2. Originally Posted by sbankica
Let X be a subset of {1,2,3,...,n} such that |X| is even. Define f(X) to
be the set obtained from X by adding the element n when n is not in set X, and deleting the element n when n is in set X. (That is, f(X) = X union {n} if n is not in X, and f(X) = X \ {n} if n is in X.) Prove that f is a 1-1 correspondence between the subsets of {1, 2,....,n} with an even number of elements and the ones with an odd number of elements.
Assume, by contradiction, that f is not 1-1 between subsets of $\{1,...,n\}$ with even cardinality and those of odd cardinality. Then, there exist sets $A,B \subset \{1,...,n\}$ with even cardinality, such that $A \neq B$ and $f(A) = f(B)$.

Now, separate this into three cases:

1. $n \in A, n \in B \Rightarrow f(A) = A - \{n\} = f(B) = B - \{n\} \Rightarrow A = B$, contradiction.

2. $n \in A, n \notin B$ (same when n is in B and not A).

3. $n \notin A, n \notin B$

I did the first one for you, now see if you can do the others (they are just as simple).

3. Originally Posted by sbankica
Let X be a subset of {1,2,3,...,n} such that |X| is even. Define f(X) to be the set obtained from X by adding the element n when n is not in set X, and deleting the element n when n is in set X. Prove that f is a 1-1 correspondence between the subsets of {1, 2,....,n} with an even number of elements and the ones with an odd number of elements.
Let’s setup some background.

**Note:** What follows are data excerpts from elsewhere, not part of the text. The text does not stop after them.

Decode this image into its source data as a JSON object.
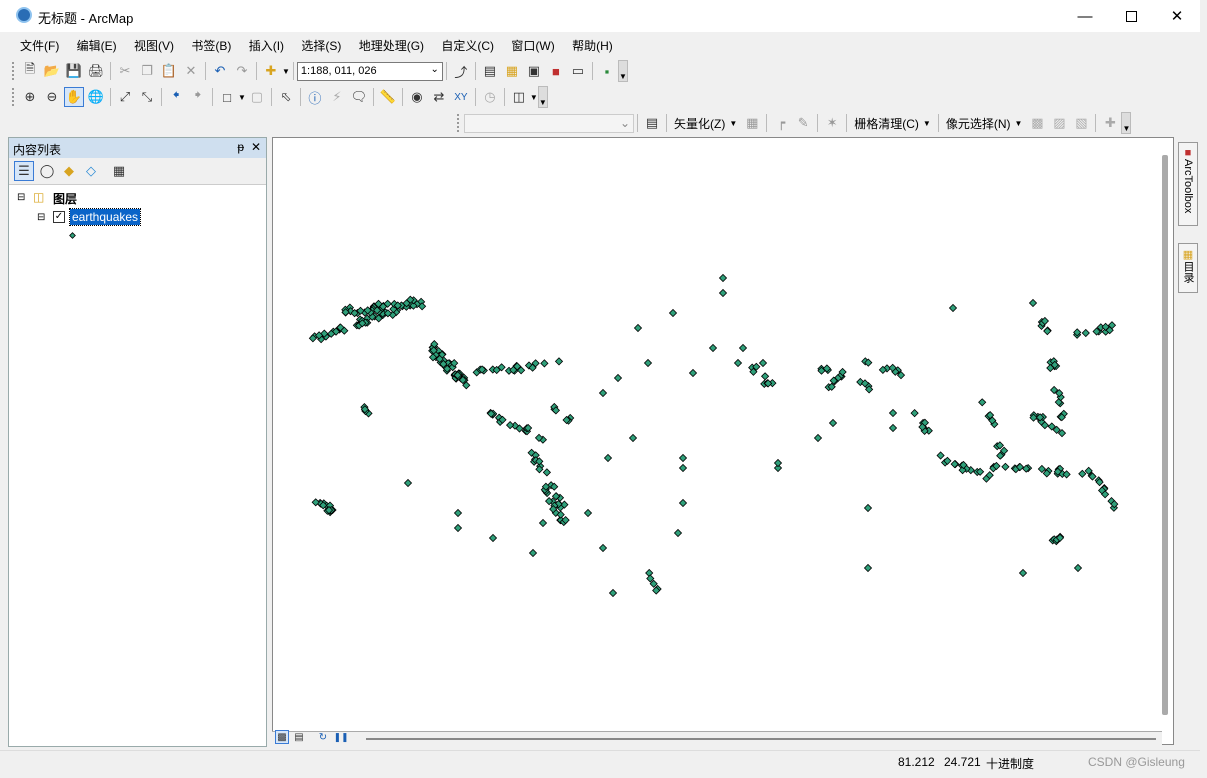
{
  "window": {
    "title": "无标题 - ArcMap",
    "min_icon": "minimize-icon",
    "max_icon": "maximize-icon",
    "close_icon": "close-icon"
  },
  "menu": [
    "文件(F)",
    "编辑(E)",
    "视图(V)",
    "书签(B)",
    "插入(I)",
    "选择(S)",
    "地理处理(G)",
    "自定义(C)",
    "窗口(W)",
    "帮助(H)"
  ],
  "standard_toolbar": {
    "scale": "1:188, 011, 026"
  },
  "georef_toolbar": {
    "vectorize": "矢量化(Z)",
    "raster_cleanup": "栅格清理(C)",
    "cell_select": "像元选择(N)"
  },
  "toc": {
    "title": "内容列表",
    "pin": "ᵽ",
    "close": "✕",
    "group": "图层",
    "layer": "earthquakes"
  },
  "dock": {
    "arctoolbox": "ArcToolbox",
    "catalog": "目录"
  },
  "status": {
    "x": "81.212",
    "y": "24.721",
    "units": "十进制度",
    "watermark": "CSDN @Gisleung"
  },
  "colors": {
    "point_fill": "#2fa07a",
    "selection": "#0a64c8",
    "toc_header": "#cfdfef"
  }
}
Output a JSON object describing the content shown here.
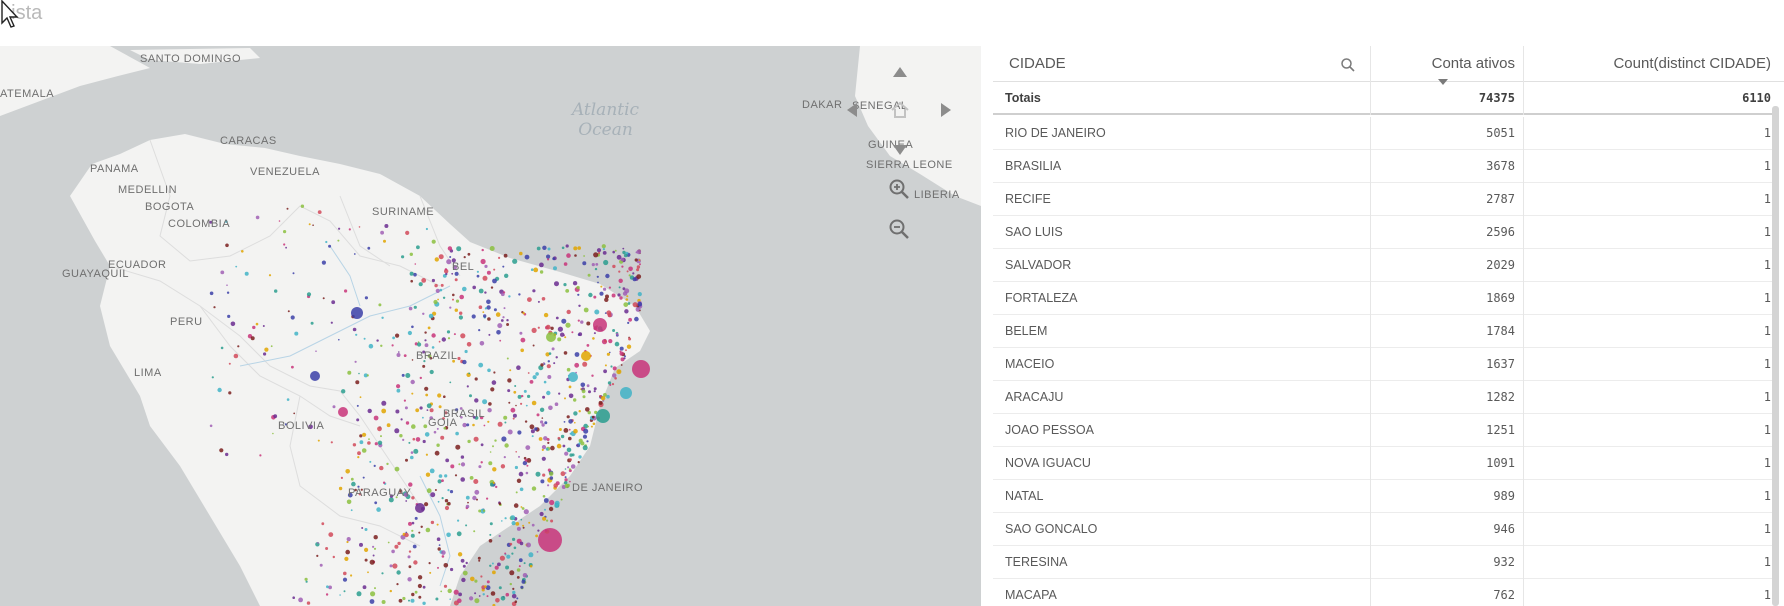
{
  "sheet": {
    "title": "Lista"
  },
  "map": {
    "ocean_label": "Atlantic\nOcean",
    "labels": [
      {
        "id": "santo-domingo",
        "text": "SANTO DOMINGO"
      },
      {
        "id": "atemala",
        "text": "ATEMALA"
      },
      {
        "id": "caracas",
        "text": "CARACAS"
      },
      {
        "id": "panama",
        "text": "PANAMA"
      },
      {
        "id": "venezuela",
        "text": "VENEZUELA"
      },
      {
        "id": "medellin",
        "text": "MEDELLIN"
      },
      {
        "id": "bogota",
        "text": "BOGOTA"
      },
      {
        "id": "colombia",
        "text": "COLOMBIA"
      },
      {
        "id": "suriname",
        "text": "SURINAME"
      },
      {
        "id": "ecuador",
        "text": "ECUADOR"
      },
      {
        "id": "guayaquil",
        "text": "GUAYAQUIL"
      },
      {
        "id": "peru",
        "text": "PERU"
      },
      {
        "id": "brazil",
        "text": "BRAZIL"
      },
      {
        "id": "lima",
        "text": "LIMA"
      },
      {
        "id": "bolivia",
        "text": "BOLIVIA"
      },
      {
        "id": "paraguay",
        "text": "PARAGUAY"
      },
      {
        "id": "rio",
        "text": "DE JANEIRO"
      },
      {
        "id": "dakar",
        "text": "DAKAR"
      },
      {
        "id": "senegal",
        "text": "SENEGAL"
      },
      {
        "id": "guinea",
        "text": "GUINEA"
      },
      {
        "id": "sierra-leone",
        "text": "SIERRA LEONE"
      },
      {
        "id": "liberia",
        "text": "LIBERIA"
      },
      {
        "id": "belem",
        "text": "BEL"
      },
      {
        "id": "brasilia",
        "text": "BRASIL"
      },
      {
        "id": "goias",
        "text": "GOIA"
      }
    ]
  },
  "table": {
    "headers": {
      "city": "CIDADE",
      "ativos": "Conta ativos",
      "count": "Count(distinct CIDADE)"
    },
    "totals": {
      "label": "Totais",
      "ativos": "74375",
      "count": "6110"
    },
    "rows": [
      {
        "city": "RIO DE JANEIRO",
        "ativos": "5051",
        "count": "1"
      },
      {
        "city": "BRASILIA",
        "ativos": "3678",
        "count": "1"
      },
      {
        "city": "RECIFE",
        "ativos": "2787",
        "count": "1"
      },
      {
        "city": "SAO LUIS",
        "ativos": "2596",
        "count": "1"
      },
      {
        "city": "SALVADOR",
        "ativos": "2029",
        "count": "1"
      },
      {
        "city": "FORTALEZA",
        "ativos": "1869",
        "count": "1"
      },
      {
        "city": "BELEM",
        "ativos": "1784",
        "count": "1"
      },
      {
        "city": "MACEIO",
        "ativos": "1637",
        "count": "1"
      },
      {
        "city": "ARACAJU",
        "ativos": "1282",
        "count": "1"
      },
      {
        "city": "JOAO PESSOA",
        "ativos": "1251",
        "count": "1"
      },
      {
        "city": "NOVA IGUACU",
        "ativos": "1091",
        "count": "1"
      },
      {
        "city": "NATAL",
        "ativos": "989",
        "count": "1"
      },
      {
        "city": "SAO GONCALO",
        "ativos": "946",
        "count": "1"
      },
      {
        "city": "TERESINA",
        "ativos": "932",
        "count": "1"
      },
      {
        "city": "MACAPA",
        "ativos": "762",
        "count": "1"
      }
    ]
  },
  "colors": {
    "land": "#f3f3f2",
    "water": "#ced1d2",
    "border": "#d9d9d9",
    "dot_palette": [
      "#6a2c91",
      "#c8347a",
      "#2a9d8f",
      "#8bbf3f",
      "#e0a400",
      "#d1495b",
      "#3b3fa8",
      "#7a1f1f",
      "#41b3c7",
      "#a05fb5"
    ]
  }
}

Suppose that $K \subseteq \left\{ {1,2, \cdots ,n} \right\}$.
Then we know that $n\in f(K)\text{ if and only if }n\notin K.$
If $n\in K$ then $|f(K)|=|K|-1$ and $n\notin K$ then $|f(K)|=|K|+1$.
From that we can see that $f$ will map a set with an even number of elements to a set of odd number of elements and vice versa.

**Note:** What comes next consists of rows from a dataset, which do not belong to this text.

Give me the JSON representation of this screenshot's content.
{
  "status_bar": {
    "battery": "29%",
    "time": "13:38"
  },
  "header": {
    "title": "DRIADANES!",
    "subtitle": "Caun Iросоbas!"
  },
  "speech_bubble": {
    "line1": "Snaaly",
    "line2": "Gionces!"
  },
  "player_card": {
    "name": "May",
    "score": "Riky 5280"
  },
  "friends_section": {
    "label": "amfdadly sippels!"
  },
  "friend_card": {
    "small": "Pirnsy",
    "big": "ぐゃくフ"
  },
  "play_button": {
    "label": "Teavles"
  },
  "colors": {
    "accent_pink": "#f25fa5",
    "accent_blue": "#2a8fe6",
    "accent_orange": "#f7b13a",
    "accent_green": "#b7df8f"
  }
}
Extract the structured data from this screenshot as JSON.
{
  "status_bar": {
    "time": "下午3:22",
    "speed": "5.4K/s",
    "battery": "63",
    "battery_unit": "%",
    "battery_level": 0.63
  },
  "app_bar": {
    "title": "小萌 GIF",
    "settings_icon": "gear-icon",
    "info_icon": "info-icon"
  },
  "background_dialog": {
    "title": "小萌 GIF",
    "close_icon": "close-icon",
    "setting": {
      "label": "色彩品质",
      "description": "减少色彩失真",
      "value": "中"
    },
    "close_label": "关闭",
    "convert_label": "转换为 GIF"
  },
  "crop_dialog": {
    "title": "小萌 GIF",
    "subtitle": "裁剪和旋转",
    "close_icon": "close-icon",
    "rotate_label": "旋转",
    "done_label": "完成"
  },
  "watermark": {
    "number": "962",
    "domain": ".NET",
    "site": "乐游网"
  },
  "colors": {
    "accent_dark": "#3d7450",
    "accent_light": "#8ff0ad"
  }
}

Define $\mathcal{E}=\left\{ Y \subseteq \{1,2, \cdots ,n\}:\left| Y \right| \text{ is even} \right\}$
Define $\mathcal{O}=\left\{ Z \subseteq \{1,2, \cdots ,n\}:\left| Z \right| \text{ is odd} \right\}$

Now we show that $f: \mathcal{E}\mapsto \mathcal{O}$ is onto.
Suppose that $J\in \mathcal{O}$.
If $n\in J$ then $f\left(J\setminus\{n\}\right)=J$.
On the other hand, if $n\notin J$ then $f\left(J\cup\{n\}\right)=J$.
So in either case $f$ is onto.

Now you work on it being one-to-one.